Jailhouse Talk: HIV Counseling Gets 'Routine' at Rikers

by James Wortman

One morning next month, HIV counselors will cross the Rikers Island Bridge to the country’s largest jail facility for the very last time—barring a last-minute reprieve on the pink slips issued last week to all 12 on staff. New York City officials say they’re just restructuring at Rikers Island and that other employees will fill their shoes. But the counselors fear the worst, especially with one out of three prisoners at the jail believed to be HIV positive.

“I seriously don’t know what will happen if we’re not here, but everyone in the community is going to suffer from it,” says Linda Glover, who’s been counseling at the complex for ten years. She spoke to POZ.com from her Rikers office, where she says her door is always open—and not just for counseling before and after HIV tests. Anyone among Rikers Island’s 13,000 prisoners who is struggling with a prevention concern or treatment question is invited to settle into one of her metal stacking chairs for a heart-to-heart.

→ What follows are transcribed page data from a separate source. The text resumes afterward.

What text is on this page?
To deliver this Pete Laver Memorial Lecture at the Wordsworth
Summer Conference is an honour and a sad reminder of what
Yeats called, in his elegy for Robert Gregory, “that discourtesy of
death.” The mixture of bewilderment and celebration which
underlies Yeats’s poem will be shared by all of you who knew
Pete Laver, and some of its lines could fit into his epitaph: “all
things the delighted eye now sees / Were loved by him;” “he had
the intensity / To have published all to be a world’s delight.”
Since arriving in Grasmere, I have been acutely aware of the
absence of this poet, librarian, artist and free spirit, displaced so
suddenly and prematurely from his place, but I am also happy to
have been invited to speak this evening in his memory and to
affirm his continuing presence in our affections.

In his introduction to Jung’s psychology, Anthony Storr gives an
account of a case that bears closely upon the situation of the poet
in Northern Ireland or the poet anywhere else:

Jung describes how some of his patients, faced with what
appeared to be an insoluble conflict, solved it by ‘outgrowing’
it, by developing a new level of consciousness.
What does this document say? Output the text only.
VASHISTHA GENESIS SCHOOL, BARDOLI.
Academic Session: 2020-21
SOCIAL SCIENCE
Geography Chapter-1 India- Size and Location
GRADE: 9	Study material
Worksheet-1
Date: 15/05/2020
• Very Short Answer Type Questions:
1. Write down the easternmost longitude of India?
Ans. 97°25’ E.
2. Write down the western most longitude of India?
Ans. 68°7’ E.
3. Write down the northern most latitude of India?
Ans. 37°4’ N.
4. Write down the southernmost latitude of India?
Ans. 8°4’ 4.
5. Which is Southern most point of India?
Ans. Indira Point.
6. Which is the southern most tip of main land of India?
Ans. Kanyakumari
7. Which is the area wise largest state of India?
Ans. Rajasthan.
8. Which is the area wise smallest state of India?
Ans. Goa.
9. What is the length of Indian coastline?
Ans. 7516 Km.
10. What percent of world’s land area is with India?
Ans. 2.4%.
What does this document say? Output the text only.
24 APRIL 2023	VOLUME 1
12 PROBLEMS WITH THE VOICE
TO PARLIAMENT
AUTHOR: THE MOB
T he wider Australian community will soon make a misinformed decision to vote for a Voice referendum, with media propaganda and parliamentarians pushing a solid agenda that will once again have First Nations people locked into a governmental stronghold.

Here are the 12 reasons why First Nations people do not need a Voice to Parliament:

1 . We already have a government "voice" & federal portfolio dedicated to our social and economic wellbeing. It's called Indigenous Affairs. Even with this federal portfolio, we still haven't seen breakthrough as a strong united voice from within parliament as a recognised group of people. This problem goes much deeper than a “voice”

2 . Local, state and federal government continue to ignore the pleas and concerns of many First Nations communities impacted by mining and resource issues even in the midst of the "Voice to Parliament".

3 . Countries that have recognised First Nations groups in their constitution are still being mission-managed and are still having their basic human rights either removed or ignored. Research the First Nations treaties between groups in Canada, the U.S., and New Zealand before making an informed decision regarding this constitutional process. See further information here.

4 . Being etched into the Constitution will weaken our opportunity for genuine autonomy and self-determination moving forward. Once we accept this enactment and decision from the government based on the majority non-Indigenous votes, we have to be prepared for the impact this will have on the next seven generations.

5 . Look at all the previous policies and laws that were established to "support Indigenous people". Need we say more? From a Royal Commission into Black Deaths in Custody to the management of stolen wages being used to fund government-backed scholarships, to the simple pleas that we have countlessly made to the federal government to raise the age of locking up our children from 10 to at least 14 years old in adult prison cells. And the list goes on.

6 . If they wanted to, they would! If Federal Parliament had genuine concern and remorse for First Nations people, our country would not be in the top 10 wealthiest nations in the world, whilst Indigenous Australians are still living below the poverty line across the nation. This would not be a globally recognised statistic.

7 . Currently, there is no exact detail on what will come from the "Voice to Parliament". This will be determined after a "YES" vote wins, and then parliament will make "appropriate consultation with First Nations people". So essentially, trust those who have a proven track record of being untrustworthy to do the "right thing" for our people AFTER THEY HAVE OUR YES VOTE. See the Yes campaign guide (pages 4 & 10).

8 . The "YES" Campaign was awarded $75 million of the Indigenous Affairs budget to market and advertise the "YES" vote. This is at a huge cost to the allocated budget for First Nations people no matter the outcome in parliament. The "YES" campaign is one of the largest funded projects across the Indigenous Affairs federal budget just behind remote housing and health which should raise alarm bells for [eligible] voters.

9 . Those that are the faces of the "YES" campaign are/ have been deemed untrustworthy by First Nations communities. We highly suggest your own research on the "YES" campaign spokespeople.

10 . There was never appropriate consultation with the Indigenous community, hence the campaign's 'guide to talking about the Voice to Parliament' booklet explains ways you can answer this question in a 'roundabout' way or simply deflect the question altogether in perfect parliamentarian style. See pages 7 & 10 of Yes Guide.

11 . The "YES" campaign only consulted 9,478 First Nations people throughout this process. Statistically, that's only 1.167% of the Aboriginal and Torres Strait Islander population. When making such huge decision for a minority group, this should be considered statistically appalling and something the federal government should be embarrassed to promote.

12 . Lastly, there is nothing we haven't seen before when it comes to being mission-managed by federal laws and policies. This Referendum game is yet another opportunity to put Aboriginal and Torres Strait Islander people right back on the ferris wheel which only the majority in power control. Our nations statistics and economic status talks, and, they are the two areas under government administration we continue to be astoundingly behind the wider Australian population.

No worries, says New York City’s Department of Health and Mental Hygiene (DOHMH), none of that will change. The plan after the counselors leave on December 7 is to put physicians in charge of post-test counseling, condom distribution and HIV education. Pre-test counseling will be conducted by the Patient Care Associates doing the tests.

“What we’re trying to do is make testing much more of a part of routine medical care,” explains Louise Cohen, deputy commissioner of  health-care access and improvement—using the “routine testing” vernacular of a new federal policy to loosen up testing procedures that DOHMH hopes will one day be echoed in New York State law.

“We believe that part of bringing [HIV testing] into routine medical care is ensuring that all of the people who come in contact with any patient are able to talk about HIV with them,” says Cohen. (Prison Health Services, the for-profit company that runs the jail’s health program along with DOHMH, referred queries back to the Department.)

Mindy Venetek, another of the fired counselors, is not so sure about doctors doing her job. She says Rikers’ 17-year-old HIV counseling program owes its success to the way seasoned professionals have managed to win the trust of prisoners. “You’ve got to meet people where they are—not where you think they should be,” says Venetek.

Megan McLemore, from the HIV/AIDS division of Human Rights Watch, also objects strongly to the decision to hand over counseling to medical personnel. “HIV is a high-maintenance, stigmatized disease,” she says. “This could be a serious issue from a mental health perspective.”

One thing’s for sure: Jailhouse testing has taken off in New York. Since the 2004 introduction of rapid testing at city correctional facilities, the number of prisoners tested annually during intakes has jumped from 5,000 to 29,000.

The effects of conducting routine HIV tests on the Rikers scale have yet to be measured. But getting it right is important with this population, which is at especially high risk for HIV—and transient. Most people spending the night at Rikers, whether on the island itself or one of two converted ferries bobbing offshore, are just passing through on the way to prisons or courtrooms. The question of what they pick up in the form of one-to-one support and information about HIV is not a small one.